I profiled these two statements:

("stack" in new Error("TEST"));

and

new Error("TEST").stack;

The first one is 30x faster because it does not trigger an evaluation of the stack. (As you know, in many cases the stack doesn't have to be evaluated at all.)

poelstra commented 4 years ago

Yeah, I know about that performance difference. As I mentioned, I made something similar before.

But it's exactly that property getter stuff for Error.stack that's making things tricky. For example, there's no way to 'forward' it to the original getter. There are probably other ways (such as creating another Error just to capture its stack later, instead of our own one), but all of that is probably going to be quite tricky to test across all browsers, including with different downlevel compilation options.
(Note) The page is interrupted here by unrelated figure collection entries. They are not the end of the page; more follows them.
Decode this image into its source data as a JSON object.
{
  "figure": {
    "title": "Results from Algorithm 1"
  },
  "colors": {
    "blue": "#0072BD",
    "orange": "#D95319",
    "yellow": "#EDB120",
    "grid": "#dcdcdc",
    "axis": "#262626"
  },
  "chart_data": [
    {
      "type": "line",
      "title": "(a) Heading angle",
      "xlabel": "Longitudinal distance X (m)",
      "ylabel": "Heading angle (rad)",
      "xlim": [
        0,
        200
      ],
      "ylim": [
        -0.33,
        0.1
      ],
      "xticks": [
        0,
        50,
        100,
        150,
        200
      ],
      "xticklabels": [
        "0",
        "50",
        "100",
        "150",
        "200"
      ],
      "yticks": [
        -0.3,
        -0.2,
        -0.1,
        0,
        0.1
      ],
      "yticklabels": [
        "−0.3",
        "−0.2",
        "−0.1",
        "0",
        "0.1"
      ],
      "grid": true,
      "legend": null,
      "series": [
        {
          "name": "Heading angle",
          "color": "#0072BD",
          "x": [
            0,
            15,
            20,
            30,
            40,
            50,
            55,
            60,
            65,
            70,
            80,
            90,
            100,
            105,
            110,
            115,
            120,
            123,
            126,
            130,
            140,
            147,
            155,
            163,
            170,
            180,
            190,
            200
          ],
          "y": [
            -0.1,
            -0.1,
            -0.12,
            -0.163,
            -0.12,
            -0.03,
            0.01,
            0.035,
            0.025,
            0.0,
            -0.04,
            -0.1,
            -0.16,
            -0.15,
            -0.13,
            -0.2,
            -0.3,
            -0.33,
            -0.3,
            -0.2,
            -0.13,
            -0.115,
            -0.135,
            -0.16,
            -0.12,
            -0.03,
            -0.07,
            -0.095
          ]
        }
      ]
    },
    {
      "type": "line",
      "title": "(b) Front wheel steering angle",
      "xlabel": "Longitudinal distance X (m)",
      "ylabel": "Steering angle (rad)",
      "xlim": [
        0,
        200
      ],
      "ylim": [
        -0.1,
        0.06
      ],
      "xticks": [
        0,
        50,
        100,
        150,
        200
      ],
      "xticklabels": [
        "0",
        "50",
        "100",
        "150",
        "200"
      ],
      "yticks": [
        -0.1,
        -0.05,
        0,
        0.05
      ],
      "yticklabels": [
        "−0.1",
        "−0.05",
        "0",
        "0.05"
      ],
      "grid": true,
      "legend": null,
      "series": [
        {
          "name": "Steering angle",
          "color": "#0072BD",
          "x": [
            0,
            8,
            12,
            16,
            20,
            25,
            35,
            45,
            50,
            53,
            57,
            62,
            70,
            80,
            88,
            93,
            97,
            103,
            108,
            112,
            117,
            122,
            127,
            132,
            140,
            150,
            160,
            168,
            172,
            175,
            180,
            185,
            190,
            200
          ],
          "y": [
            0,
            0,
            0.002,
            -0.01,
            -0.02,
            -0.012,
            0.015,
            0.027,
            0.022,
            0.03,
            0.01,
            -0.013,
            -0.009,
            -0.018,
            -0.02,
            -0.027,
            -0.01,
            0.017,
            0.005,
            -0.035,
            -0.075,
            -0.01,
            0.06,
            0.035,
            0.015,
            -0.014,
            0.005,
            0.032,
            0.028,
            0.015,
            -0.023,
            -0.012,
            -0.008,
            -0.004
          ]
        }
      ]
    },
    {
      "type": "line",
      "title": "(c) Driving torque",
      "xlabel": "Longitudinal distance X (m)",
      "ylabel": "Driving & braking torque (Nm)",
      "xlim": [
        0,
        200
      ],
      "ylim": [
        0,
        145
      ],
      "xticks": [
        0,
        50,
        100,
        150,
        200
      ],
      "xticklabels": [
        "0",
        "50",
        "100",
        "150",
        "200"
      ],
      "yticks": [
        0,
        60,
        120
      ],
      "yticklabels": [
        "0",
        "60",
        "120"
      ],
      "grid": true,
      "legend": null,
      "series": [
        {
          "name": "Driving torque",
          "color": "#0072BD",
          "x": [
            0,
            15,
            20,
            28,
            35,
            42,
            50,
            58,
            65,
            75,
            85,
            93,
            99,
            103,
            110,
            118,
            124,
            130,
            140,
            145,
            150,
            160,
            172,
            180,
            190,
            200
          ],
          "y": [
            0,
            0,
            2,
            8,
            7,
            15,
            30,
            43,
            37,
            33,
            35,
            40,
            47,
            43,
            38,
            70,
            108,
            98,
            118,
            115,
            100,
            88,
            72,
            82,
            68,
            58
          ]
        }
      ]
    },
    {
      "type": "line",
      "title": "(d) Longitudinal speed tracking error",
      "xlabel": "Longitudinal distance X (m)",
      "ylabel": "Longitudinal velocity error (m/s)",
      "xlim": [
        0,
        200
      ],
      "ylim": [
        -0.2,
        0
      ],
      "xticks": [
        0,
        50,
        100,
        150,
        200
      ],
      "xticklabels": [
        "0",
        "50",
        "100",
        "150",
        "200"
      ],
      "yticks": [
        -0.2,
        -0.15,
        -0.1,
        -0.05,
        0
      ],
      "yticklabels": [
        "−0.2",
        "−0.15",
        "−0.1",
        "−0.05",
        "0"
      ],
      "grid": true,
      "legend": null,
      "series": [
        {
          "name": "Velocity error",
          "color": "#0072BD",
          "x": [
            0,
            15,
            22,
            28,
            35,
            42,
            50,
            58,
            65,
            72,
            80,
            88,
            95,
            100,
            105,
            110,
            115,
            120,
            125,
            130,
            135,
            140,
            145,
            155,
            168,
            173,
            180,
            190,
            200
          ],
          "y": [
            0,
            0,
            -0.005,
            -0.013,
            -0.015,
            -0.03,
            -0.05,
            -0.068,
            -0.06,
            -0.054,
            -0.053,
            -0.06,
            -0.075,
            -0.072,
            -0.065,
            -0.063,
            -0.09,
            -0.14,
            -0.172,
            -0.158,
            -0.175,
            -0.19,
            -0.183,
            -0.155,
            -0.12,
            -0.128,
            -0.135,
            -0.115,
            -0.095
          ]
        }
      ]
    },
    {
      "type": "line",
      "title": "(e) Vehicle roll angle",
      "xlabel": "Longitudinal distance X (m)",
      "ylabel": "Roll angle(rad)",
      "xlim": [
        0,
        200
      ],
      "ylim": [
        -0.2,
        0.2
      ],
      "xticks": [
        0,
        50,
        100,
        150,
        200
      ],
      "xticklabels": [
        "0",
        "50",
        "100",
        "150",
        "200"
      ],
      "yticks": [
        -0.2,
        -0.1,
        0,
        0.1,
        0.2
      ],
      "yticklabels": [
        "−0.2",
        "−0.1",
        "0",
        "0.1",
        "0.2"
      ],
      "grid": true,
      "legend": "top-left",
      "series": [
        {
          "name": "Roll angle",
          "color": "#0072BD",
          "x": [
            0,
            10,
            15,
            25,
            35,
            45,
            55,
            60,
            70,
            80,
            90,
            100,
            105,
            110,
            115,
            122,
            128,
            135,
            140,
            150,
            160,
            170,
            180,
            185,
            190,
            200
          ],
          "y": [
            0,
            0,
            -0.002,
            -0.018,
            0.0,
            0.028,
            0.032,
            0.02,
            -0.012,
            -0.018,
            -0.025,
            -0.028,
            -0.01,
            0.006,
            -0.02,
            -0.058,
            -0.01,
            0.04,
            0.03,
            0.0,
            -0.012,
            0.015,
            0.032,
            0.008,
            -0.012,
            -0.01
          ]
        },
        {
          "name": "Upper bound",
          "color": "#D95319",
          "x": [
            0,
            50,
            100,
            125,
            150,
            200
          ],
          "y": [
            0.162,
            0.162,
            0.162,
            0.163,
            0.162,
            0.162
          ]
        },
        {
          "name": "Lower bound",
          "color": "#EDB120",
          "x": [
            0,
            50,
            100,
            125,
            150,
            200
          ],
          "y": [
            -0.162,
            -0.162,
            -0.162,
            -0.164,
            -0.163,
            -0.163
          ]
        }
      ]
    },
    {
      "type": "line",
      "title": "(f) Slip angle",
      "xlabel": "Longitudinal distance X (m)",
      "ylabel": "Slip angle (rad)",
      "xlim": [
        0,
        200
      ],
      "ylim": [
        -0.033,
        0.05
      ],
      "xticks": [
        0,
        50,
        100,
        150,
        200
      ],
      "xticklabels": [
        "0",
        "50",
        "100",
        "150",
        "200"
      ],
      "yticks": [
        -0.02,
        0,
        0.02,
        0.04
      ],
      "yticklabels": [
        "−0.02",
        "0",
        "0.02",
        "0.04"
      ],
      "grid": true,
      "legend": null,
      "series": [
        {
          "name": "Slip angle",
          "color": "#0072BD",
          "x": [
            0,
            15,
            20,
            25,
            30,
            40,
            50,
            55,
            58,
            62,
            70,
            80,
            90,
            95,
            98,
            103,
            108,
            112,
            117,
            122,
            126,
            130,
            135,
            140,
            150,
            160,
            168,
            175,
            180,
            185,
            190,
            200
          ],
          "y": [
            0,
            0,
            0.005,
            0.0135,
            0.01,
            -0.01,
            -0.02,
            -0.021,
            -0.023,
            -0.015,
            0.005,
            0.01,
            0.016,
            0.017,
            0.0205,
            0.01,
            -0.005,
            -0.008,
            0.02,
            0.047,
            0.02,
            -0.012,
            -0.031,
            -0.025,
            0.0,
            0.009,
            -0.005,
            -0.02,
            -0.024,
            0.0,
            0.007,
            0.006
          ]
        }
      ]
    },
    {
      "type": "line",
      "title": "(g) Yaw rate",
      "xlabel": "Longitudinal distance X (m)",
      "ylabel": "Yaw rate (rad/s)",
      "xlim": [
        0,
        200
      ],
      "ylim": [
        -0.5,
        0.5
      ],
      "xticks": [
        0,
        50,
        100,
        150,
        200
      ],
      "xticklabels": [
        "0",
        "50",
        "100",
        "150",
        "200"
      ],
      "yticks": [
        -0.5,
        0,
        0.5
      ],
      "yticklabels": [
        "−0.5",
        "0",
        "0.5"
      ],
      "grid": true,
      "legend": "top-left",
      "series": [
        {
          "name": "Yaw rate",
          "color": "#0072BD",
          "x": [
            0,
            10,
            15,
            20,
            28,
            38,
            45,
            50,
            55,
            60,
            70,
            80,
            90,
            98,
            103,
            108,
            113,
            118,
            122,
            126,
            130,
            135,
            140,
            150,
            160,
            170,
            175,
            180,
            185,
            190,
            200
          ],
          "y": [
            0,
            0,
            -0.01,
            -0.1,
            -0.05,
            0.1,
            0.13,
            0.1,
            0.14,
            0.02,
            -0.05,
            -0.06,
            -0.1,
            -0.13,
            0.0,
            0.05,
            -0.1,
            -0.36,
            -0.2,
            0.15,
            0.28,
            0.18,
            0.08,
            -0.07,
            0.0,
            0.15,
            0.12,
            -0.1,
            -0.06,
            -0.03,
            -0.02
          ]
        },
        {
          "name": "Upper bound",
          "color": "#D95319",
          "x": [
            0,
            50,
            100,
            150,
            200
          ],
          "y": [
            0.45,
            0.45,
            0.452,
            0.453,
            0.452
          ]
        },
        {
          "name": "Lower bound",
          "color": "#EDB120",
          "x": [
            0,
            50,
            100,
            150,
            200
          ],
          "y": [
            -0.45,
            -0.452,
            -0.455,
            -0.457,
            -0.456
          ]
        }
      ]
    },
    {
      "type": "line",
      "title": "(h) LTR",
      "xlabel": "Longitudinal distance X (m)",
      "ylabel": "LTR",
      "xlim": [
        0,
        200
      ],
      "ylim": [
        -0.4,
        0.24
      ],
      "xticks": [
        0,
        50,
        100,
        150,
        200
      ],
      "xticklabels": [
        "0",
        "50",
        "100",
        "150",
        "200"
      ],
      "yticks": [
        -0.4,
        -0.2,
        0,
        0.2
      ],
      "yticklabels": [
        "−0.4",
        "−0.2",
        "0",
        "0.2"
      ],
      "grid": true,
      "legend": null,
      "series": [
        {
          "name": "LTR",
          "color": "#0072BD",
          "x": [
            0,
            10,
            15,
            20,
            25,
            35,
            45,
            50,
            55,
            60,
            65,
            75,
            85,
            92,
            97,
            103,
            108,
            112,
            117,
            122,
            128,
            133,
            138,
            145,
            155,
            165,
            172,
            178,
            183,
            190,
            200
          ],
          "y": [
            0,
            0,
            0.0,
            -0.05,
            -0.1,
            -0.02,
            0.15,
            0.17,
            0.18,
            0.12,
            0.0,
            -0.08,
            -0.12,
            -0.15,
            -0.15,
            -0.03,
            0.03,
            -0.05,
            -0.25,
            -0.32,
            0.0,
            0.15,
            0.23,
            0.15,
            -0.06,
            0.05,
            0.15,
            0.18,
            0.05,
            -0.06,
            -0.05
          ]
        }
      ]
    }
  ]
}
Also, I think the performance concern isn't really important here. We're not building a generic promise library, and we're also not using them for every single error that's passing through. I suppose that we'll only be using them for WriteAfterAbortError and UnhandledAbortError. Both of these will be (very) rare occurrences.

MattiasMartens commented 4 years ago

Yeah, I know about that performance difference.

Right, of course you would, having worked on an error library! Apologies Martin.

Makes sense. It's important to think about in cases where errors are thrown and caught in a tight loop, but this is not going to be one of those cases.